Rather than feel offended by his comment, I new his intentions were coming from a good place, but I realized his path in life was no longer even an option, so I had to find my own.
When you feel like you “should” give into a comment like this, remember you are being motivated by external forces rather than being motivated by your own inner voice.
It’s not your choice. You are outsourcing your decision to someone else. You are doing it to make someone else happy without any consideration of your own happiness.
Bowing to guilty feelings in the short term, usually results in long-term misery. Been there, done that.
Living Your Life the Way You Are “Suppose to”
Are you working in a job or chose a career because that’s what you thought you were “suppose to do”?
Have you ever asked yourself where that pressure is coming from? Your parents? Your spouse? Your peers? The media?
Don’t you think it’s time to find a better way to define your career and your identity?
If that pressure is coming from within you, then why are you giving into this pressure? What is preventing you from want you really to do?

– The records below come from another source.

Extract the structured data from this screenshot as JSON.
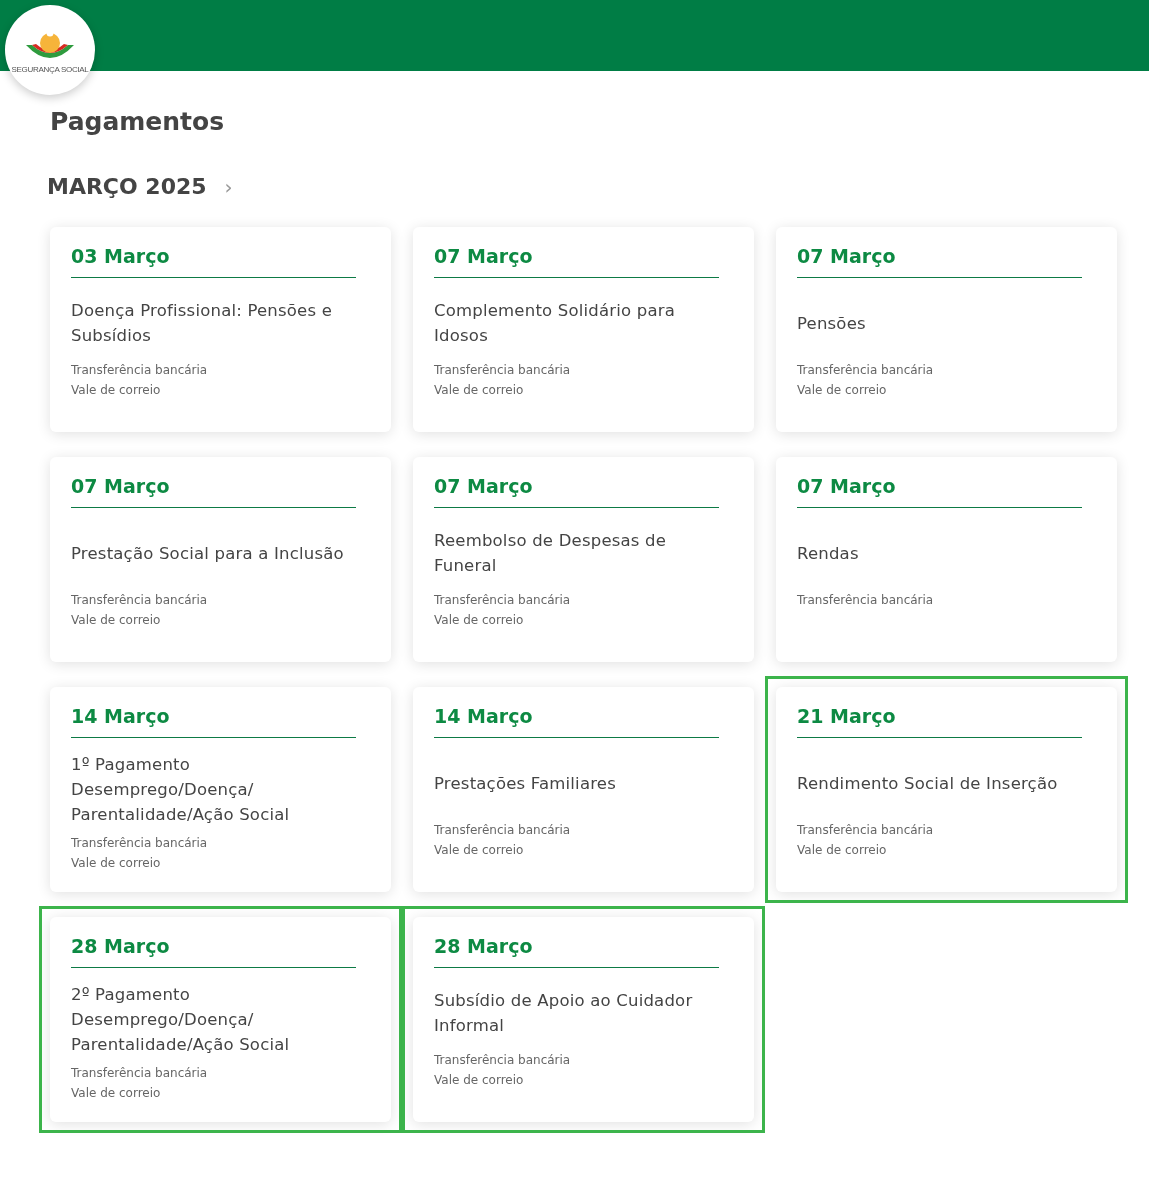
{
  "logo": {
    "text": "SEGURANÇA SOCIAL"
  },
  "page_title": "Pagamentos",
  "month": {
    "label": "MARÇO 2025",
    "next": "›"
  },
  "cards": [
    {
      "date": "03 Março",
      "title": "Doença Profissional: Pensões e Subsídios",
      "methods": [
        "Transferência bancária",
        "Vale de correio"
      ],
      "highlighted": false
    },
    {
      "date": "07 Março",
      "title": "Complemento Solidário para Idosos",
      "methods": [
        "Transferência bancária",
        "Vale de correio"
      ],
      "highlighted": false
    },
    {
      "date": "07 Março",
      "title": "Pensões",
      "methods": [
        "Transferência bancária",
        "Vale de correio"
      ],
      "highlighted": false
    },
    {
      "date": "07 Março",
      "title": "Prestação Social para a Inclusão",
      "methods": [
        "Transferência bancária",
        "Vale de correio"
      ],
      "highlighted": false
    },
    {
      "date": "07 Março",
      "title": "Reembolso de Despesas de Funeral",
      "methods": [
        "Transferência bancária",
        "Vale de correio"
      ],
      "highlighted": false
    },
    {
      "date": "07 Março",
      "title": "Rendas",
      "methods": [
        "Transferência bancária"
      ],
      "highlighted": false
    },
    {
      "date": "14 Março",
      "title": "1º Pagamento Desemprego/Doença/ Parentalidade/Ação Social",
      "methods": [
        "Transferência bancária",
        "Vale de correio"
      ],
      "highlighted": false
    },
    {
      "date": "14 Março",
      "title": "Prestações Familiares",
      "methods": [
        "Transferência bancária",
        "Vale de correio"
      ],
      "highlighted": false
    },
    {
      "date": "21 Março",
      "title": "Rendimento Social de Inserção",
      "methods": [
        "Transferência bancária",
        "Vale de correio"
      ],
      "highlighted": true
    },
    {
      "date": "28 Março",
      "title": "2º Pagamento Desemprego/Doença/ Parentalidade/Ação Social",
      "methods": [
        "Transferência bancária",
        "Vale de correio"
      ],
      "highlighted": true
    },
    {
      "date": "28 Março",
      "title": "Subsídio de Apoio ao Cuidador Informal",
      "methods": [
        "Transferência bancária",
        "Vale de correio"
      ],
      "highlighted": true
    }
  ]
}
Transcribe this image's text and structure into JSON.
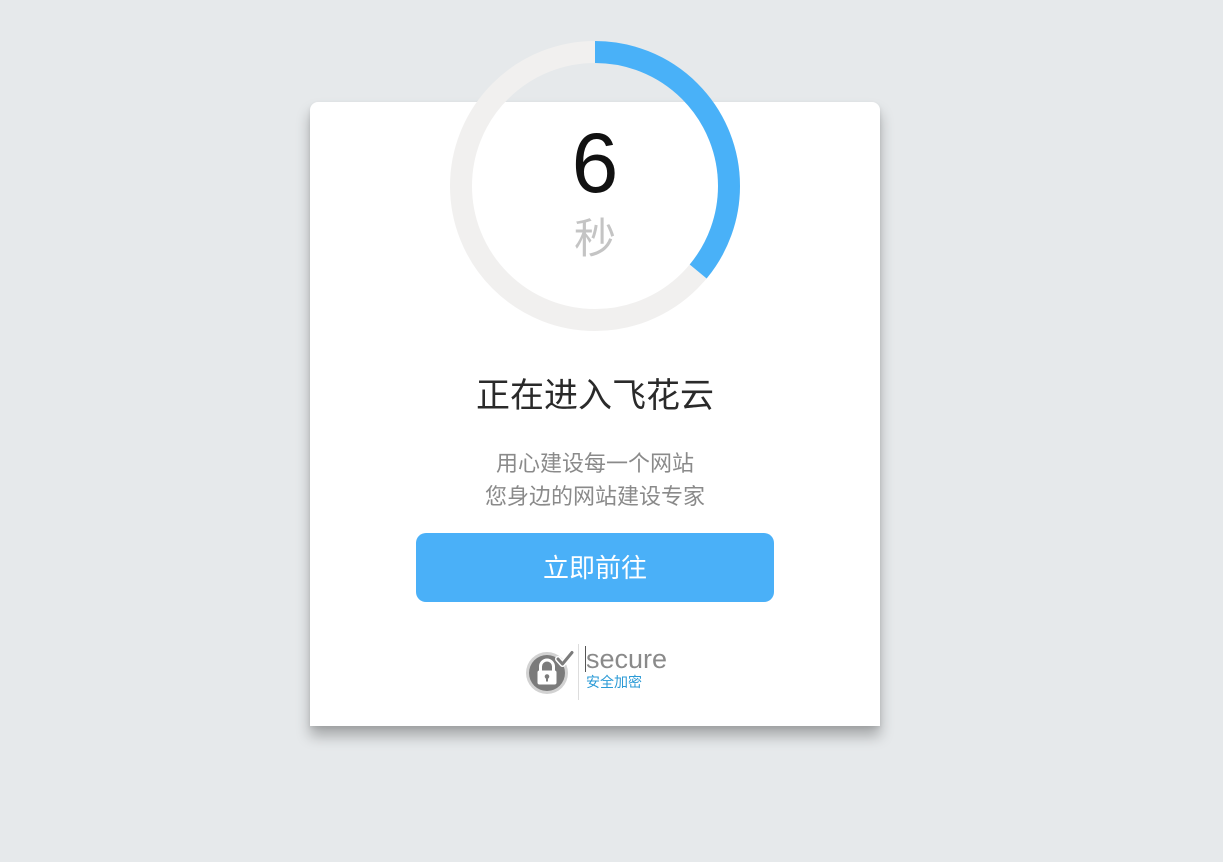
{
  "countdown": {
    "value": "6",
    "unit": "秒",
    "progress": 0.36,
    "track_color": "#f1f0ef",
    "fill_color": "#49b1f8"
  },
  "page": {
    "title": "正在进入飞花云",
    "subtitle_line1": "用心建设每一个网站",
    "subtitle_line2": "您身边的网站建设专家"
  },
  "actions": {
    "go_label": "立即前往"
  },
  "security_badge": {
    "icon": "lock-check-icon",
    "label": "secure",
    "label_cn": "安全加密"
  }
}
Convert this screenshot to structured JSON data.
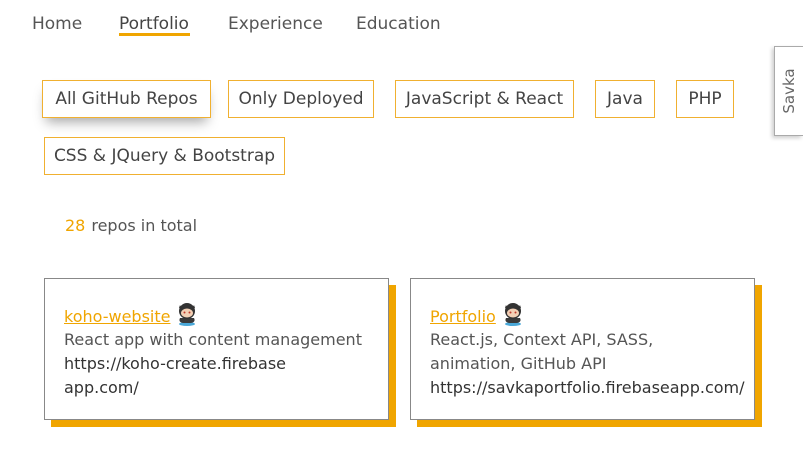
{
  "nav": {
    "items": [
      {
        "label": "Home"
      },
      {
        "label": "Portfolio"
      },
      {
        "label": "Experience"
      },
      {
        "label": "Education"
      }
    ]
  },
  "filters": [
    {
      "label": "All GitHub Repos"
    },
    {
      "label": "Only Deployed"
    },
    {
      "label": "JavaScript & React"
    },
    {
      "label": "Java"
    },
    {
      "label": "PHP"
    },
    {
      "label": "CSS & JQuery & Bootstrap"
    }
  ],
  "summary": {
    "count": "28",
    "text": "repos in total"
  },
  "repos": [
    {
      "name": "koho-website",
      "description": "React app with content management",
      "url": "https://koho-create.firebaseapp.com/"
    },
    {
      "name": "Portfolio",
      "description": "React.js, Context API, SASS, animation, GitHub API",
      "url": "https://savkaportfolio.firebaseapp.com/"
    }
  ],
  "side_tab": {
    "label": "Savka"
  },
  "colors": {
    "accent": "#f0a500",
    "border": "#888888"
  },
  "icons": {
    "repo": "github-octocat-icon"
  }
}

Take the time now to write down responses to the following questions:
1) What’s the work you’ve always wanted to do or what kind of work do you think would be satisfying to you?
2) What are the obstacles holding you back from doing what you want to do?
3) What is a small action you can take to start overcoming the toughest obstacle preventing you from doing what you really want to do?
The only thing you are “suppose to” or “should” do in life is be a good person and be respectful of others. Outside of that, you can do whatever you want.
Otherwise you are giving up control over your own life and have no one to blame for your unhappiness, but yourself.
I’m not advocating shirking your responsibilities, but rather recognizing the need to balance them against your own personal happiness.
You should (wink) stop giving into the thought “I’m suppose to”. Let yourself have choices. You deserve them.
Create Options Using “Suppose to”
The next time someone starts a sentence with the phrase, “You’re suppose to . . . ” or “You know what you should do . . . . “ take the following actions:
1) First, visualize a red flag and pause for a moment. Take it as a cue to begin a discussion, rather than listen to a lecture.
2) Next, turn the tables. Respond by saying something like, “Suppose I was considering another option? Suppose I did . . . “
That response prevents you from getting backed into a corner. You are letting the other person know there are other valid options beyond the one they think you are “suppose to do”.
3) Don’t get defensive or give into your guilty feelings. Recognize the concern the other person has for you. Generally their advice is coming from a place of love. Their misunderstanding arises from their lack of knowledge about the type of work you really want to do.
4) Finally, clearly explain your needs and why you are considering other options. Most people only have the best intentions when they are offering their advice. Sometimes they unknowingly present it in the form of a lecture by launching into it be saying, “You’re suppose to . . .”
Sometimes it’s tough hearing someone else tell you what they think you are “suppose to do” when you haven’t figured it out for yourself yet. Take the time to consider your most pressing needs and what makes you really happy.
Bring awareness every time you hear or even think “suppose to”. I know it might sound extreme, but simple language like that is one of the root causes limiting your beliefs about your true potential.